For a detailed briefing on the topic, all professional researchers need do is refer to the new, second edition of the Fire Officer's Guide to Disaster Control (Fire Engineering Books and Videos). Used by the Federal Emergency Management Agency (FEMA) in its National Fire Training Academy Open Learning Program, the book covers, in addition to more traditional fire fare, the ABCs of UFOs: In practical language, the manual examines potential problems like disruption of transportation and communication, possible psychological and physical impacts, and speculation about government secrecy. To fire up imaginations, the manual also presents a hypothetical alien encounter.

This radical primer was the brainstorm of the late Charles W. Bahme, a former Los Angeles Fire Department deputy chief, who researched UFOs for years. According to Bahme, his interest was ignited August 26, 1942 during the famous "L.A. Air Raid." As sirens and news bulletins announced an enemy invasion, Bahme, then a young Navy fireman, watched some 20 objects zoom and zigzag overhead." They changed course at incredible speeds while gun crews along the coastline pumped more than 1,400 rounds at them ," he said. Two hours later, all was quiet on the Western front. "Rumors that they were extraterrestrial craft, that one was shot down, were never confirmed," he said. "The official explanation -- weather balloons -was never taken seriously."

After serving as security coordinator for the Chief of Naval Operations, Bahme went on to write the original Handbook of disaster Control in 1952, and the first Fire Officer's Guide to Disaster Control in 1978. Finally, in 1993, he teamed up with William M. Kramer, a district chief with the Cincinnati Fire Department, to write the current manual.

So, if confronted with something alien, what's a firefighter to do? Considering the federal law (14 CFR, Ch. V, Part 1211) giving NASA arbitrary discretion "to quarantine under armed guard any object, person, or other form of life extraterrestrially exposed," the primer suggests it would be "inadvisable to make personal contact" unless one is willing to submit to quarantine should the law be invoked.

That notwithstanding, the manual advises, "In the absence of overt acts indicating hostility, there may be no danger in approaching a UFO with a positive, solicitous attitude of wanting to be of service," which may be "telepathically sensed by those aboard." But, "Any display of weapons could be construed as unfriendly."

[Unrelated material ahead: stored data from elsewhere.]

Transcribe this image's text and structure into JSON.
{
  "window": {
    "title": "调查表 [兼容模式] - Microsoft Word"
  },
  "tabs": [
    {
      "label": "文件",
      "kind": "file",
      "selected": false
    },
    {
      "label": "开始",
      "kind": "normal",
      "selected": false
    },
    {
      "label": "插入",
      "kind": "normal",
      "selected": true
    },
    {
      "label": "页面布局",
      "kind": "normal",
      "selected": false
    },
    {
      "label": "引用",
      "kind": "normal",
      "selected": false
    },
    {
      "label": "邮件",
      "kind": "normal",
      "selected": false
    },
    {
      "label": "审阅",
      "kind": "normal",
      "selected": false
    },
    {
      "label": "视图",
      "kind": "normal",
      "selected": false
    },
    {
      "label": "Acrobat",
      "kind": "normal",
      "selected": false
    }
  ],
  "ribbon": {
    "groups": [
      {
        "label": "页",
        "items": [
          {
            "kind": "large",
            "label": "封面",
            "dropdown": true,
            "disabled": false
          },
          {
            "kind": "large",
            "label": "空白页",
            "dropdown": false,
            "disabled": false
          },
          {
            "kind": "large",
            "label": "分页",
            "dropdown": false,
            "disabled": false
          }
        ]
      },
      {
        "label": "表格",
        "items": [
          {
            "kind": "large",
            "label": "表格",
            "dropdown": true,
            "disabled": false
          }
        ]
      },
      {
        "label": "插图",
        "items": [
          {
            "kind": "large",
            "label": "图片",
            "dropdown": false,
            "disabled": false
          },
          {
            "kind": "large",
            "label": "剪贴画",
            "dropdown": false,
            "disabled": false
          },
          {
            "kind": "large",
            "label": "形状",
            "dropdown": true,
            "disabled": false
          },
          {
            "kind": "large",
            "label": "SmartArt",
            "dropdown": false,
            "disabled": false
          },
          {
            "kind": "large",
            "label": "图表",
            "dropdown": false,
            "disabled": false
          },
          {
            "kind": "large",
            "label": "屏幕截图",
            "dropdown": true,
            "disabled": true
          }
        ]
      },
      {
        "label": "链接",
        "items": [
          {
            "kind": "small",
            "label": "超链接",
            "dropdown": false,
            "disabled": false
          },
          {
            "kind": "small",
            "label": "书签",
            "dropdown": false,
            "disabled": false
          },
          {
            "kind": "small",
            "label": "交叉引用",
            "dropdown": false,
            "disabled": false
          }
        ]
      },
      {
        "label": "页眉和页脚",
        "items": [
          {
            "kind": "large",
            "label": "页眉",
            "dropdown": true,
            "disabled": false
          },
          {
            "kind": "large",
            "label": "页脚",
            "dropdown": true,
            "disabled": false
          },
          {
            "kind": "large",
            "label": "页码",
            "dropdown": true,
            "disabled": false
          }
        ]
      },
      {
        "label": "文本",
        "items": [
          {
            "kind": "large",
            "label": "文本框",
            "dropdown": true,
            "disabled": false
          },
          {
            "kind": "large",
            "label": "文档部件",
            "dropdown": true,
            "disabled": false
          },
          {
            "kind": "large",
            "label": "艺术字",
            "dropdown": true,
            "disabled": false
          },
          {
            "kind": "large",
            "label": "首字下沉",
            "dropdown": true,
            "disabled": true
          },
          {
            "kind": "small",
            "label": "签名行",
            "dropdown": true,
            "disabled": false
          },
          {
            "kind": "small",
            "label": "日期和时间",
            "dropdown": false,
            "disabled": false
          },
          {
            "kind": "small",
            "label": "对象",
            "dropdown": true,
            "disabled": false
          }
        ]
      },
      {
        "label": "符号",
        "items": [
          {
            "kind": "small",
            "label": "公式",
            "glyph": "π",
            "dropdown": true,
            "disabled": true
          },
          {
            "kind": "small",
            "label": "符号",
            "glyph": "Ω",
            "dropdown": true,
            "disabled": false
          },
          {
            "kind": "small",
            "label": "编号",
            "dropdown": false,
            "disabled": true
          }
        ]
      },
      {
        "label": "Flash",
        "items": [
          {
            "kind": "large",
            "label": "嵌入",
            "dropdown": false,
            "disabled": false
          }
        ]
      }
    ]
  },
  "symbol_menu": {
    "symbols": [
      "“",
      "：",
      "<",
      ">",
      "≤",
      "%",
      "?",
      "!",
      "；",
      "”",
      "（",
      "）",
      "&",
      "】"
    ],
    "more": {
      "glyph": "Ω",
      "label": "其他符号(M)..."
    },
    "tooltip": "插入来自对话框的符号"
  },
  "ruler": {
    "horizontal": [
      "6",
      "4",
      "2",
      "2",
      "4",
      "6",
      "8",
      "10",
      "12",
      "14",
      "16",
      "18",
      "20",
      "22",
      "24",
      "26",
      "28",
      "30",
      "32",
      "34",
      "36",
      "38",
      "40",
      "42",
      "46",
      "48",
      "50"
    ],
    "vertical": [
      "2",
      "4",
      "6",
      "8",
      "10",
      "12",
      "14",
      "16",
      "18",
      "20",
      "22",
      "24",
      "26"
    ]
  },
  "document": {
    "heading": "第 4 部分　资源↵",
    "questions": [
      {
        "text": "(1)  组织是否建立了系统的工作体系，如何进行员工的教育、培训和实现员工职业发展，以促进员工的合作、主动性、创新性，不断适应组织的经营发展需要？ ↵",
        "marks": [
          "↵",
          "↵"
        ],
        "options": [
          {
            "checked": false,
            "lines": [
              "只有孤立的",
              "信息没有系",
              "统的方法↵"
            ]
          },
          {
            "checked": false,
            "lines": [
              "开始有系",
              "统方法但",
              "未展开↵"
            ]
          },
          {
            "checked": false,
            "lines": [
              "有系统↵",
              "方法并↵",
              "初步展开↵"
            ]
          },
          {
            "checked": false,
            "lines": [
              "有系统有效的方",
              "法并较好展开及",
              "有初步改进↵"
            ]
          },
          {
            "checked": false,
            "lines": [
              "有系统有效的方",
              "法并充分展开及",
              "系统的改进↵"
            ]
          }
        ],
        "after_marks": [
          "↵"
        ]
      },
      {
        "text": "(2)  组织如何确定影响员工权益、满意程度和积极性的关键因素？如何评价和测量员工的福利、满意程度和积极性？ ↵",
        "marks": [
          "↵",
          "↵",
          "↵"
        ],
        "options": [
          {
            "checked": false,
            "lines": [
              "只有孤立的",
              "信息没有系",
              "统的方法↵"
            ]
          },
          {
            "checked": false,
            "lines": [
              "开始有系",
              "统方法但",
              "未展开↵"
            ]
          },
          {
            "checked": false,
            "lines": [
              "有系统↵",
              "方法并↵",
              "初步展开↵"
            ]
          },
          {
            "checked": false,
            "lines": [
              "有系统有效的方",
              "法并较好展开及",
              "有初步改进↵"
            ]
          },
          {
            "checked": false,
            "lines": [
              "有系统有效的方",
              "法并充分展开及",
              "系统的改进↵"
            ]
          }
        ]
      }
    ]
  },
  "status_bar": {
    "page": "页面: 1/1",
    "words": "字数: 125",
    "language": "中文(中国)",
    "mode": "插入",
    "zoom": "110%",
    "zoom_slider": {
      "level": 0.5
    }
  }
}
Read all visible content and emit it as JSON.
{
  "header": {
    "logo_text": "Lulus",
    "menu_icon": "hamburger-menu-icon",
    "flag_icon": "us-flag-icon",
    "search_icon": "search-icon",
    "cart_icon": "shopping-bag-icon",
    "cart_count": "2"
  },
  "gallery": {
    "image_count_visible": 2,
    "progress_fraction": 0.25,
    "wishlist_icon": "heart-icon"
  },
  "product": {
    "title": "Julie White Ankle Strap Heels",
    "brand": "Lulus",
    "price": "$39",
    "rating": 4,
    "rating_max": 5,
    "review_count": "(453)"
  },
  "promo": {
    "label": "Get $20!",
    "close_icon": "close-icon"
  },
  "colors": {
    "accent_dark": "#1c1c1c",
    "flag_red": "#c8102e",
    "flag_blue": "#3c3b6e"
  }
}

The guide's UFO section is primarily informational, says Kramer, "intended to get fire officers thinking. Nearly everyone has told me they were impressed that a mysterious subject was taken out of the closet, and many believe we are, somehow, eventually going to make contact with other forms of intelligent life."

In general, the UFO community approves. "While a few of the sources aren't the best," says Mark Rodeghier, scientific director of the Center for UFO Studies in Chicago, "nobody else has even tried to devise a plan for public officials before."